ESXi4 - vmfs corruption after multipath problem, what was our error?
Yesterday my company had severe server-unavailability failure, which we thought is impossible to happen.
Even tho eveything is now now working with minimal time&data loss, we still have no idea what was the cause - any ideas are welcomed
So, we have 2 sites, an IBM DS-8300 in both sites, 3 ESX servers in both sites (total 6 ESXi, 2 DS).
2 fiber switches in every site (Brocade), with dedicated fiber channel.
So an ESX server has 4 distinct paths to a LUN.
What started the failure, was "killing" one of paths via dropping a port in one of fiber switches - we had done this before and everything until today was smooth with no problems.
For an hour or so, there were 4 or 5 such "port drops", with at least 4-5 minutes between. And in one moment the sky had fallen - ESX servers started losing LUN connectivity, with running VMs going into "suspend" condition.
We have serveral non-ESX servers which use same fiber switches and DS storages - some WIn2008R2 (Exchange, MS SQL), some Aix and Linux machines.
None of these machines failed and losed connectivty 😕
We had a high priority VM, which had to be made available ASAP. So we started giving "shut down guest" commands, hoping to shut down everything unimportant and bring back this machine and its lun.

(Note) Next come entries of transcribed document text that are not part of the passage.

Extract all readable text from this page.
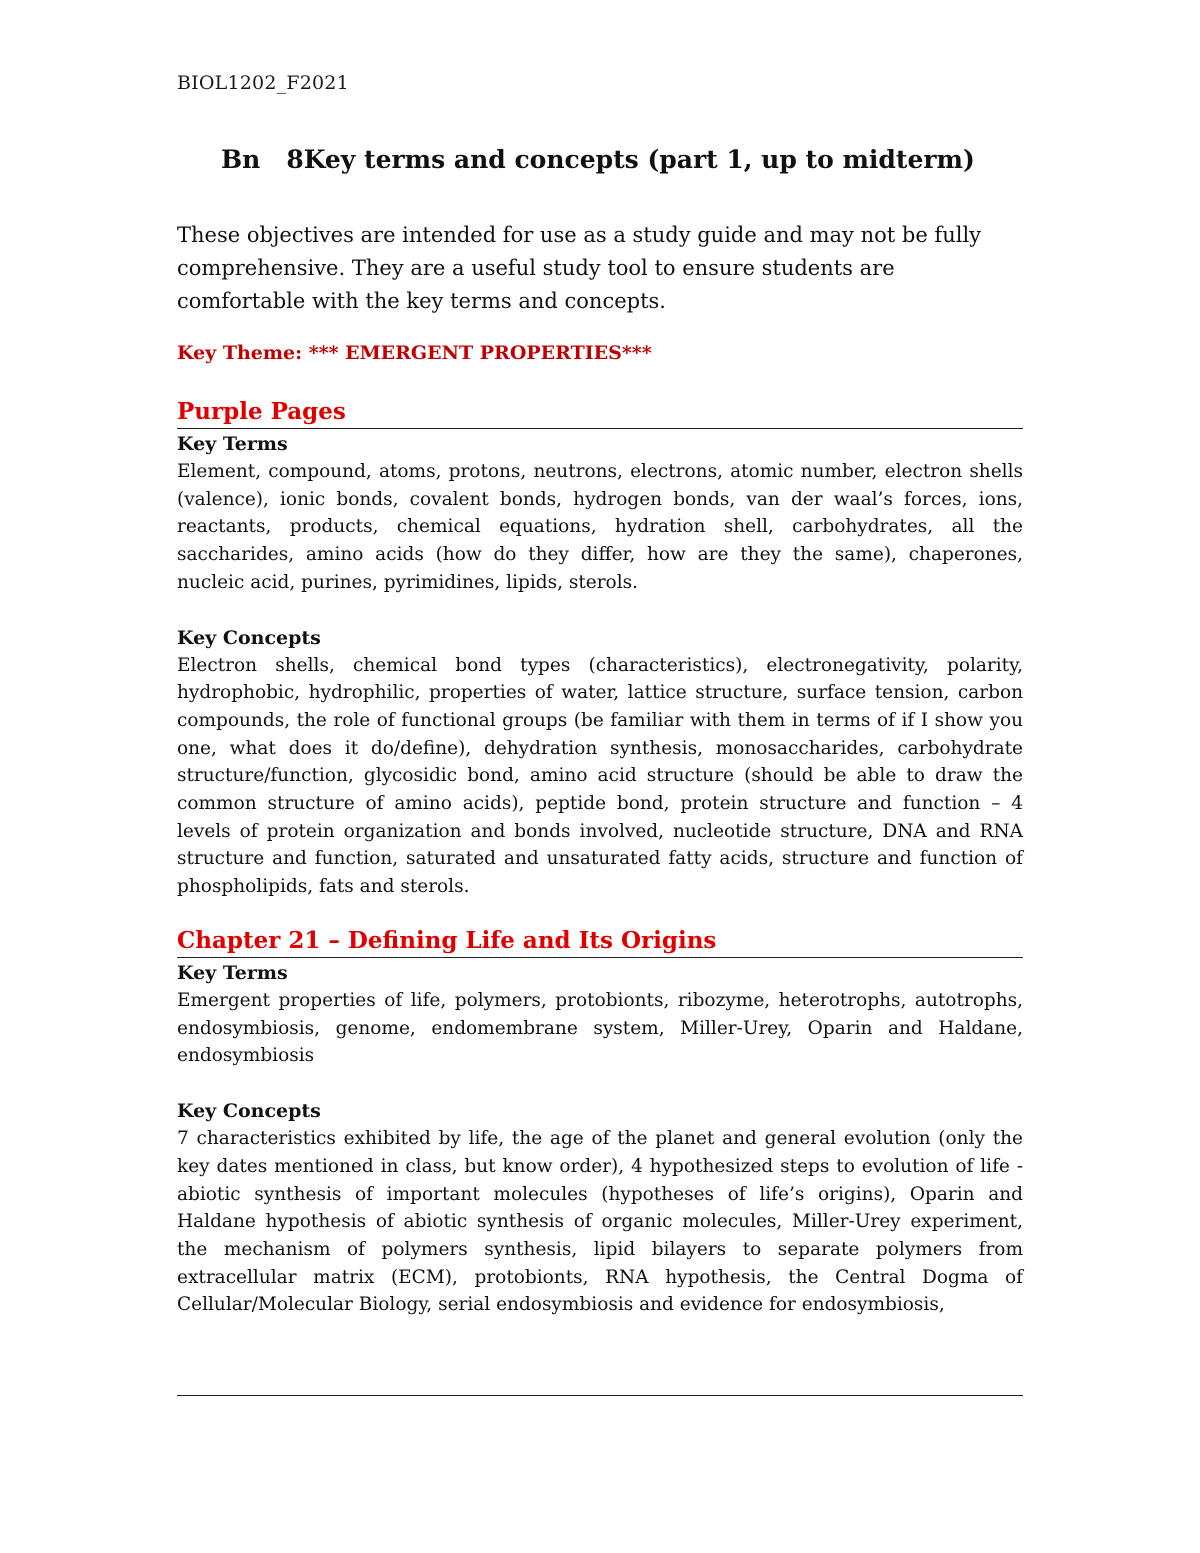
BIOL1202_F2021
Bn 8Key terms and concepts (part 1, up to midterm)

These objectives are intended for use as a study guide and may not be fully comprehensive. They are a useful study tool to ensure students are comfortable with the key terms and concepts.

Key Theme: *** EMERGENT PROPERTIES***
Purple Pages
Key Terms

Element, compound, atoms, protons, neutrons, electrons, atomic number, electron shells (valence), ionic bonds, covalent bonds, hydrogen bonds, van der waal’s forces, ions, reactants, products, chemical equations, hydration shell, carbohydrates, all the saccharides, amino acids (how do they differ, how are they the same), chaperones, nucleic acid, purines, pyrimidines, lipids, sterols.

Key Concepts

Electron shells, chemical bond types (characteristics), electronegativity, polarity, hydrophobic, hydrophilic, properties of water, lattice structure, surface tension, carbon compounds, the role of functional groups (be familiar with them in terms of if I show you one, what does it do/define), dehydration synthesis, monosaccharides, carbohydrate structure/function, glycosidic bond, amino acid structure (should be able to draw the common structure of amino acids), peptide bond, protein structure and function – 4 levels of protein organization and bonds involved, nucleotide structure, DNA and RNA structure and function, saturated and unsaturated fatty acids, structure and function of phospholipids, fats and sterols.

Chapter 21 – Defining Life and Its Origins
Key Terms

Emergent properties of life, polymers, protobionts, ribozyme, heterotrophs, autotrophs, endosymbiosis, genome, endomembrane system, Miller-Urey, Oparin and Haldane, endosymbiosis

Key Concepts

7 characteristics exhibited by life, the age of the planet and general evolution (only the key dates mentioned in class, but know order), 4 hypothesized steps to evolution of life - abiotic synthesis of important molecules (hypotheses of life’s origins), Oparin and Haldane hypothesis of abiotic synthesis of organic molecules, Miller-Urey experiment, the mechanism of polymers synthesis, lipid bilayers to separate polymers from extracellular matrix (ECM), protobionts, RNA hypothesis, the Central Dogma of Cellular/Molecular Biology, serial endosymbiosis and evidence for endosymbiosis,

After hours, after restarting all ESX servers, we got corrupted 1.5TB VMFS partition - with ~ 10 VMs on it, most of them were working at time of incident.
Mounting partition to only 1 server and running vmkfstools "fixed" the partiton and all VMs were successfully restored.
But we have no explanation why this happened.
Is it problem with vmware 4.1 corrupting vmfs when under high i/o load when path fails?